Saat itu pula aku selalu menilai sinis perkumpulan mereka. Kalau mereka main futsal, jalan-jalan, atau mengadakan kegiatan dan mengajak yang lain selalu kupandang tidak baik. “Paling ada saja masalah yang mereka lakukan nanti,” begitu selalu yang ada dalam hatiku.

Setahun yang lalu mau tidak mau aku terpaksa harus satu kegiatan dengan beberapa orang di antara orang tersebut. Biar gampang mengenalinya, orang yang mengajak berantem di atas aku beri nama Kacrut.
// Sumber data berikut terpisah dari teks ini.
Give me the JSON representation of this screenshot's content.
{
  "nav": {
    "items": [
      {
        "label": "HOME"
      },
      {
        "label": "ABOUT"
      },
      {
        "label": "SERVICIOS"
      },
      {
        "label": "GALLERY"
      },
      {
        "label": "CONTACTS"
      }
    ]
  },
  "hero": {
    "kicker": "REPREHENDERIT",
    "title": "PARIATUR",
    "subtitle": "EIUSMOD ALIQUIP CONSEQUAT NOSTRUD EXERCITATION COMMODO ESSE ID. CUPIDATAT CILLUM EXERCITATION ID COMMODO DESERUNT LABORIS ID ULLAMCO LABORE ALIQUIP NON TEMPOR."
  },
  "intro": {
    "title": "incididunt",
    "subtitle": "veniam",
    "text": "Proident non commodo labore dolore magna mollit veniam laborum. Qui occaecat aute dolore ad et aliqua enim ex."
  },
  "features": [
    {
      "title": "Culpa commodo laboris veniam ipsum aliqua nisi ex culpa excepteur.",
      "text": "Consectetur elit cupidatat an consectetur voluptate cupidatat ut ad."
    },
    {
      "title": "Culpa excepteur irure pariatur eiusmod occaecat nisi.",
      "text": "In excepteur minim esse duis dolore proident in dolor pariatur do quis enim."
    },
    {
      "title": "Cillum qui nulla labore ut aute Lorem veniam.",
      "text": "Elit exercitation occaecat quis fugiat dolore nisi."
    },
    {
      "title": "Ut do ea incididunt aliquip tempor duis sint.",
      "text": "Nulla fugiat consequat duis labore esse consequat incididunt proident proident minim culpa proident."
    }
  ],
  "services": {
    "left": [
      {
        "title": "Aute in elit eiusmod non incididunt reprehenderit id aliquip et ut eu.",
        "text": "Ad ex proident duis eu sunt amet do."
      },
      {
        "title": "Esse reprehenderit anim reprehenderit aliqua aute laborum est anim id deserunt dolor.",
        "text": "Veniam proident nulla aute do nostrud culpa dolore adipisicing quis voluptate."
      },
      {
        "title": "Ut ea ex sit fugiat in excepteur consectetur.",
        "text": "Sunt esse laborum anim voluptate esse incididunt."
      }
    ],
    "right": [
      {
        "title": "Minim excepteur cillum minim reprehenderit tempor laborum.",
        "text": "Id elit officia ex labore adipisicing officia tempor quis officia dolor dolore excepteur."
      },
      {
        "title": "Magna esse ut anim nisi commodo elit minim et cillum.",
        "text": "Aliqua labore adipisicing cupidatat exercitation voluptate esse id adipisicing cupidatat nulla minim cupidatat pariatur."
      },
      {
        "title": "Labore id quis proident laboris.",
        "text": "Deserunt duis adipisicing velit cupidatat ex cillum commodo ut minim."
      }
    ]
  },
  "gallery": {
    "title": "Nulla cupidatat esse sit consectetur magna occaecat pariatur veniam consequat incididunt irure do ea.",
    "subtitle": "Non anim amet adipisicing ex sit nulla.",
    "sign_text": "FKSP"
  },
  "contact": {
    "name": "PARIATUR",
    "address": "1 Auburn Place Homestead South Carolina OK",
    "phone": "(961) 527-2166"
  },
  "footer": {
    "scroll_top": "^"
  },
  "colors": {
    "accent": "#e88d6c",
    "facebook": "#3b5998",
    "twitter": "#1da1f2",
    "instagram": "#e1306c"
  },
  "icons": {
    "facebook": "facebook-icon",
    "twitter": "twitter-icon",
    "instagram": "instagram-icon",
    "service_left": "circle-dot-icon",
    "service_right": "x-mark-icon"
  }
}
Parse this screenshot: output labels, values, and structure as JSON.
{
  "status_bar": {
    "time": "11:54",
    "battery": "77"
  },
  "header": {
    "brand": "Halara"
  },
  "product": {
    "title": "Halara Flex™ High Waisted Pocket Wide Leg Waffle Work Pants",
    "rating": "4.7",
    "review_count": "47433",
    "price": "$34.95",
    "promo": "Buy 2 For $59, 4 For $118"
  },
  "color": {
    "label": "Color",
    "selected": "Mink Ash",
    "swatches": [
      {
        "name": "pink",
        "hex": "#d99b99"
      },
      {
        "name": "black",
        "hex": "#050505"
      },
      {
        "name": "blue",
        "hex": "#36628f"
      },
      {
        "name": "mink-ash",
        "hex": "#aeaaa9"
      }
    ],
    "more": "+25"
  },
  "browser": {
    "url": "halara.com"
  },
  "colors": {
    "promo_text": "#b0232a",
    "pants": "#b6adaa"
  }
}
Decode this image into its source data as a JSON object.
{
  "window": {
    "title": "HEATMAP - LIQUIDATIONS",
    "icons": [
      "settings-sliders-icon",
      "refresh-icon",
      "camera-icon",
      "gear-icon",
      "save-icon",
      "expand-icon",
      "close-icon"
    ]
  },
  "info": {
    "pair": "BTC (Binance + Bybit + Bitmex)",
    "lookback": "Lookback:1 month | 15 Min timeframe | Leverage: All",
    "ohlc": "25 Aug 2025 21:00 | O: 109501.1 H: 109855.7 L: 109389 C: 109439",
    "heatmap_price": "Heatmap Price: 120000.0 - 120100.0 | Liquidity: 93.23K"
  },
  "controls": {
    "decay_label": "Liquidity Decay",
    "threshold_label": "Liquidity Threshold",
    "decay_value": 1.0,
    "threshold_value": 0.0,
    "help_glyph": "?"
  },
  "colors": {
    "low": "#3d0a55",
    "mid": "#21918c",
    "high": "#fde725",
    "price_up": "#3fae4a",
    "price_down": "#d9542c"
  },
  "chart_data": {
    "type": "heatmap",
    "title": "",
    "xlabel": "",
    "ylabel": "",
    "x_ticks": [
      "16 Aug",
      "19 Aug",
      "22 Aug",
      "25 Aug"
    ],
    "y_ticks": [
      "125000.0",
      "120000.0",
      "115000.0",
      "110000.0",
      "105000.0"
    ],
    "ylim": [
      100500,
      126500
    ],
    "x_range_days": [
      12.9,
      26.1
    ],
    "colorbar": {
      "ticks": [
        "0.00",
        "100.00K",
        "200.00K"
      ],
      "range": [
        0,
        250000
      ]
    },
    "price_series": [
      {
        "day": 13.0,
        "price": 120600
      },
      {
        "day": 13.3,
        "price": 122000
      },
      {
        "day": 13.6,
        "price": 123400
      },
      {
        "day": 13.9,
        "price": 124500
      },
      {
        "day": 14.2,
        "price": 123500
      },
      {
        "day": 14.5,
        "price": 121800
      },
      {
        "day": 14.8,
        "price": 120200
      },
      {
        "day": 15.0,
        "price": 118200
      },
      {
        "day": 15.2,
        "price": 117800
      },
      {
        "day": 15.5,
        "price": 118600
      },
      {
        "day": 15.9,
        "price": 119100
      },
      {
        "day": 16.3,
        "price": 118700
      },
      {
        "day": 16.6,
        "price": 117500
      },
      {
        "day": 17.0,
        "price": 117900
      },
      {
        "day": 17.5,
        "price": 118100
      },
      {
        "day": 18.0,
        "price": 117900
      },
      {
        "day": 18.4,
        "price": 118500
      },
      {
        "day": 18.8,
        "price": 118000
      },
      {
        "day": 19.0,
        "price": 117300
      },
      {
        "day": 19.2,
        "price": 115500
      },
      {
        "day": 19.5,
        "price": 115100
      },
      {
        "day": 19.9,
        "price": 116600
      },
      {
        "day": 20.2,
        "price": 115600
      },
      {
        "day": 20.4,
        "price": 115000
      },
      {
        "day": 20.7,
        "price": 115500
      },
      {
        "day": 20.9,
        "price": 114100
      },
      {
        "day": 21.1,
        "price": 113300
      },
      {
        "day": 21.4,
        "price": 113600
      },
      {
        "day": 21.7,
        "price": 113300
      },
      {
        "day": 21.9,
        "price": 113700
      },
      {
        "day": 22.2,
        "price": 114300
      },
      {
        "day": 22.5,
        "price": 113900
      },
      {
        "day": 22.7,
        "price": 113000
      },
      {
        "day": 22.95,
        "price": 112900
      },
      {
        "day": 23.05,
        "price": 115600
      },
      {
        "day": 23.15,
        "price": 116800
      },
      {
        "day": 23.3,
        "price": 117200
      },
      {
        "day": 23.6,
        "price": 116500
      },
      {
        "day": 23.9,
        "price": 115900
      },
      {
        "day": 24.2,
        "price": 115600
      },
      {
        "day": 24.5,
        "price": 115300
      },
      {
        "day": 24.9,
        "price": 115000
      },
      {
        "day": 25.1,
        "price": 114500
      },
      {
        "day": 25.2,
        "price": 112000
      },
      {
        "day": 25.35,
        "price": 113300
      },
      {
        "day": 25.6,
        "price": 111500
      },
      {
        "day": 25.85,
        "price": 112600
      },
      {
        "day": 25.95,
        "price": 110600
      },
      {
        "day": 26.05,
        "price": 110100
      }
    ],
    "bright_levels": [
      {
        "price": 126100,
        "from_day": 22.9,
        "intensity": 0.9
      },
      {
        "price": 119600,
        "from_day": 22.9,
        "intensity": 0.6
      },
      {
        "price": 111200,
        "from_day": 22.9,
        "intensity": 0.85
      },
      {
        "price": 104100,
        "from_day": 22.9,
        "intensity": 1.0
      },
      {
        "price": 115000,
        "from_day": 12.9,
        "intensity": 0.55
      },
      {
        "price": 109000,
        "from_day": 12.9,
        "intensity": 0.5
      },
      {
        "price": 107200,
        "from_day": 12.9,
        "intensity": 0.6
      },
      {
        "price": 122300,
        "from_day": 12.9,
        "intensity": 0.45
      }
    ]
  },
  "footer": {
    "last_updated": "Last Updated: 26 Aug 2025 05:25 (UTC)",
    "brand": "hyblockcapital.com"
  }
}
Ada beberapa temannya yang satu geng dengan dia sebut saja Kecret, Kocrot, dan Kicrit.

Aku satu perkumpulan dalam beberapa kegiatan dengan mereka bertiga ini. Kacrut beberapa kali datang tapi tidak seaktif mereka bertiga. Semakin kenal, aku mengetahui bahwa mereka ini baik, enak diajak ngobrol, dan bisa membuat suasana menjadi ceria.

Aku mulai merasa berdosa sangat karena telah menilai secara keseluruhan perkumpulan mereka. Dari situ aku mulai mengevaluasi pikirikan sejenak. Setelah dianalisis, saat itu aku sedang tidak jernih dalam berpikir.

Kalau futsal yang pertama kali memang Kacrut salah besar. Tapi yang main futsal tidak bayar, ternyata teman yang aku suruh untuk meminta pada Kacrut dan lainnyalah yang salah. Aku mengingat-ingat setiap kali bermain futsal dengannya. Kesimpulannya dia memang suka bayar kurang. Tidak mau rugi tepatnya.

Intinya sebenarnya dua orang inilah yang seharusnya salah. Tapi karena mereka memanfaatkan keadaan, sehingga membuatku menilai salah secara kesatuan. Dari hati yang paling dalam aku minta maaf sekali karena telah menilai buruk kalian.